Philadelphia's election for its 100th mayor took place on November 7, with Democrat Cherelle Parker winning a landslide victory against Republican former city councilman David Oh. Official results show that Parker won 75.3 percent of the vote while Oh won 24.7 percent.
Parker was widely expected to win, since Philadelphia has been a Democratic Party-controlled city for over 70 years. The City Council member won the nomination of her party last spring in a primary contested between multiple candidates, ranging from openly pro-business candidates like herself and Rebecca Rhynhart to the pseudo-left Helen Gym, backed by the Democratic Socialists of America and Bernie Sanders.
Despite presenting her agenda as targeted to the “common sense” working person, the new mayor will do nothing to resolve the social crisis facing the working class of Philadelphia. In fact, Parker’s election signals a stepped-up attack on living standards, directed by the city’s business elite.
The Democratic candidate campaigned heavily on a law-and-order platform, taking advantage of fears over crime, itself driven by the city’s high level of poverty, and making pledges to increase the police force and support stop-and-frisk policies which allow law enforcement to stop anybody they deem “suspicious.”
Such policies will do nothing to help working people, and will only contribute to further episodes like the police murder of Eddie Irizarry, who was shot and killed by city police, despite being unarmed, only seconds after being pulled over in August.
The killing produced a large public outcry. Parker, for her part, did not go as far as to mention Irizarry’s name during the campaign. Her response to municipal judge Wendy Pew’s abrupt dismissal of all charges against former officer Mark Dial in late September was to state, “I am not going to play Monday morning quarterback and second-guess process, procedures, and protocols.” That is, she would accept officer Dial’s unconvincing explanation for the shooting of an unarmed person at face value.
Last month, a city judge reversed Pew’s ruling to dismiss all charges against Dial, insisting that the disgraced former officer face a trial.

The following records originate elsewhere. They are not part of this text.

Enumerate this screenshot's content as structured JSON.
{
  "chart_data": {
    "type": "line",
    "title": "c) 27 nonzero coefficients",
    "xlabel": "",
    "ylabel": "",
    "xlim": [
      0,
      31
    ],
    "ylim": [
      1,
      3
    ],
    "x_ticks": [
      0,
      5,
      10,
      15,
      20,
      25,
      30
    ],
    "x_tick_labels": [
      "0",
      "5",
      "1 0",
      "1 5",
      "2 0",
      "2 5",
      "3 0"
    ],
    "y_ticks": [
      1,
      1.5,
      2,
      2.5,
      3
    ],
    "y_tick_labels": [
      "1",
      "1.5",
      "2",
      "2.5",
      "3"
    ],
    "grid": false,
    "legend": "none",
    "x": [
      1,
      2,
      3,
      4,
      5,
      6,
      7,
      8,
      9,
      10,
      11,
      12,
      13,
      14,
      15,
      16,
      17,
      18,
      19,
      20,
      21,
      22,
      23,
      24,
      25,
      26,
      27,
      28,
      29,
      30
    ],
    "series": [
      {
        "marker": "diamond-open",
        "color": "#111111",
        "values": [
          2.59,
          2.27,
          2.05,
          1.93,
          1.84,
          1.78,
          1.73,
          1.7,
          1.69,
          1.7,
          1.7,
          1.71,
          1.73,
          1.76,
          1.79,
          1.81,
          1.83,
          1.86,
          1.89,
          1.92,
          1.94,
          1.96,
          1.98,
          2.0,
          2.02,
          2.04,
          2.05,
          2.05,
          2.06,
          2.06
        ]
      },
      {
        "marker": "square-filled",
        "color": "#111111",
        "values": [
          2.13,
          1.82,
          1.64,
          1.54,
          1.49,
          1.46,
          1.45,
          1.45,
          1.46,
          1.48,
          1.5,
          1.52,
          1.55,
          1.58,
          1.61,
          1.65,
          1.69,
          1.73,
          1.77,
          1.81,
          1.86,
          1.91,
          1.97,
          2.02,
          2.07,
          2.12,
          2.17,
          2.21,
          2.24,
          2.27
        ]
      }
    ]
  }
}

Parker also advocated deploying the Pennsylvania National Guard in Philadelphia in the name of combating crime. In response to pushback against her ideas about the police, Parker has mouthed empty phrases, saying that as mayor she’d make sure that police get more “training and accountability measures.”
As an openly pro-business Democrat, Parker believes the cure to all of society’s ills lies in attracting corporate investment. In a post-election interview, she further explained her goals: “We need federal, state and local government, along with the private sector and philanthropic communities, to help us address the public health and safety.”

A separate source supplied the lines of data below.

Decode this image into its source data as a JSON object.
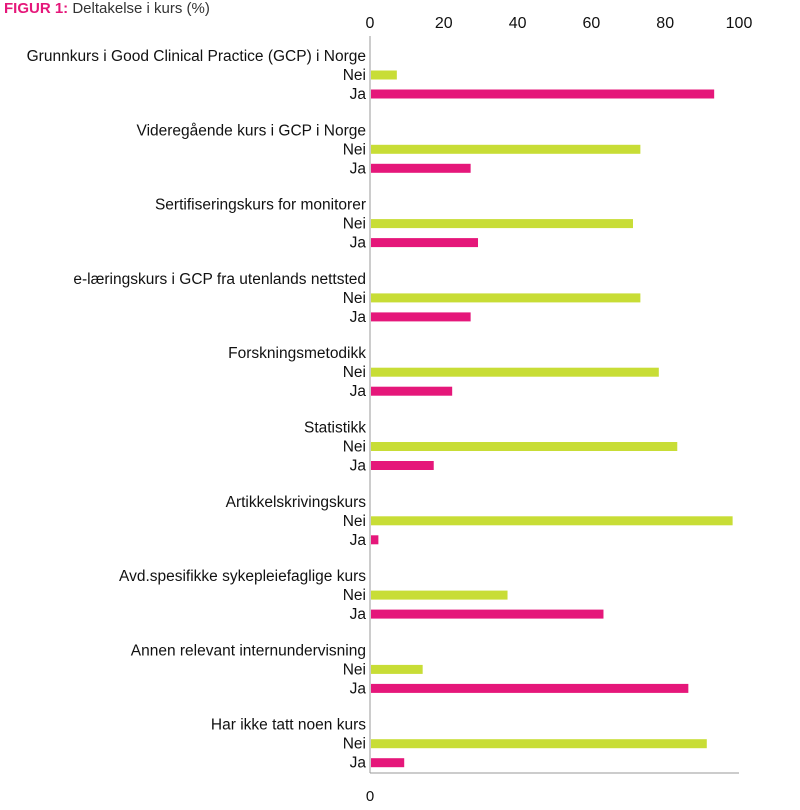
{
  "figure": {
    "prefix": "FIGUR 1:",
    "title": "Deltakelse i kurs (%)"
  },
  "colors": {
    "nei": "#c8dd36",
    "ja": "#e5177a",
    "axis": "#999999",
    "text": "#111111"
  },
  "chart_data": {
    "type": "bar",
    "orientation": "horizontal",
    "title": "Deltakelse i kurs (%)",
    "xlabel": "",
    "ylabel": "",
    "xlim": [
      0,
      100
    ],
    "ticks": [
      0,
      20,
      40,
      60,
      80,
      100
    ],
    "bottom_tick_label": "0",
    "series_names": [
      "Nei",
      "Ja"
    ],
    "categories": [
      "Grunnkurs i Good Clinical Practice (GCP) i Norge",
      "Videregående kurs i GCP i Norge",
      "Sertifiseringskurs for monitorer",
      "e-læringskurs i GCP fra utenlands nettsted",
      "Forskningsmetodikk",
      "Statistikk",
      "Artikkelskrivingskurs",
      "Avd.spesifikke sykepleiefaglige kurs",
      "Annen relevant internundervisning",
      "Har ikke tatt noen kurs"
    ],
    "series": [
      {
        "name": "Nei",
        "values": [
          7,
          73,
          71,
          73,
          78,
          83,
          98,
          37,
          14,
          91
        ]
      },
      {
        "name": "Ja",
        "values": [
          93,
          27,
          29,
          27,
          22,
          17,
          2,
          63,
          86,
          9
        ]
      }
    ]
  }
}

The city is currently home to 18 Fortune 500 corporations and, according to Technet, is on the top 20 list for best locations for technology startups. This is partially owing to its vast array of universities and higher education institutions, as well as the right-wing orientation of both capitalist parties.
Despite this, Philadelphia has remained mired in high levels of poverty. A 2020 Pew research paper states: “Among the nation’s 10 most populous cities, none has a higher proportion of cost-burdened households with low incomes than Philadelphia.” The document notes that this is especially the case in the sections of the city which voted most heavily for Parker in the primary and general election.

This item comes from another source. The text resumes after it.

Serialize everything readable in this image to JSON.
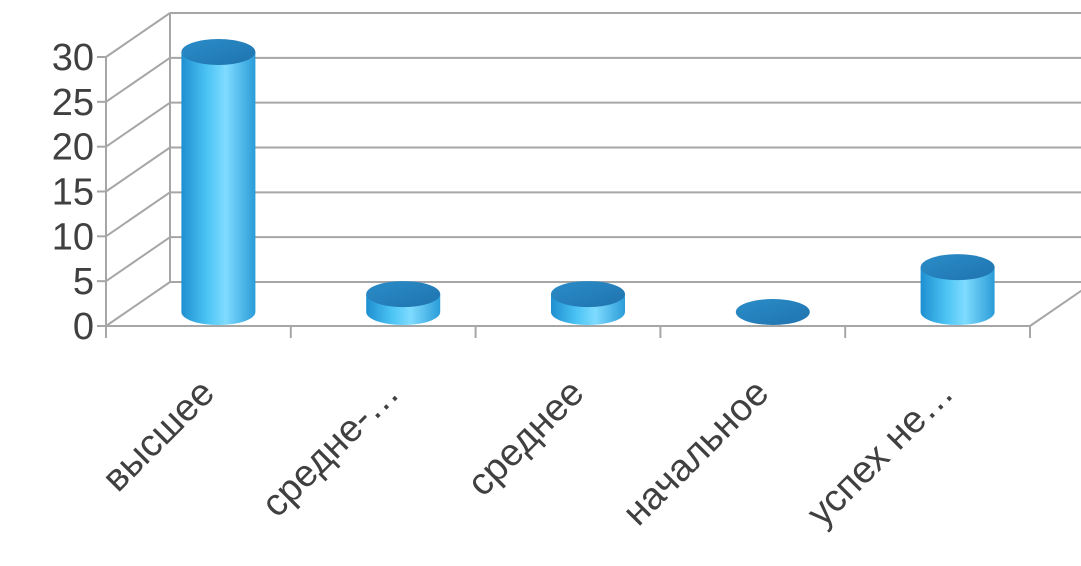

To compensate for these contradictions in her campaign, Parker also leaned heavily on appeals to race and gender, a staple tactic of the Democratic Party’s playbook. Both her campaign and news outlets referred to her status as a black woman and Parker herself told how she came from nothing and how she was “inspired” by reading the works of black women to become what she is today.
Significantly, Parker’s primary win, while still powered primarily on votes from the city’s impoverished neighborhoods, received less support from these voters than previously expected. An analysis in the Philadelphia Inquirer noted, “In this election, the lowest-income residents didn’t comprise a big chunk of the electorate, but delivered Parker a majority of their votes.”
The Inquirer elsewhere suggested that the city’s Democratic Party apparatus may be “fracturing” in regard to which candidates it chooses to put forward, a response to increasing levels of inequality after decades of Democratic Party dominance in the country’s sixth-largest city.
Parker has frequently spoken out about supporting local businesses and raising the minimum wage to $17.53 an hour, which, according to her, is the level of a livable wage. In fact, for a single mother with a child, $27.57 an hour at the very least is needed for a livable wage. Parker’s association with the city’s corrupt trade union establishment, including support from the International Brotherhood of Electrical Workers (IBEW) Local 98, reveals the revolving door between the city’s political groupings, big business and the labor bureaucracy.
IBEW Local 98 has a particularly corrupt history. Last year, its political director, Marita Crawford, was charged with four counts of wire fraud. Local 98 came out in support of Parker during her campaign.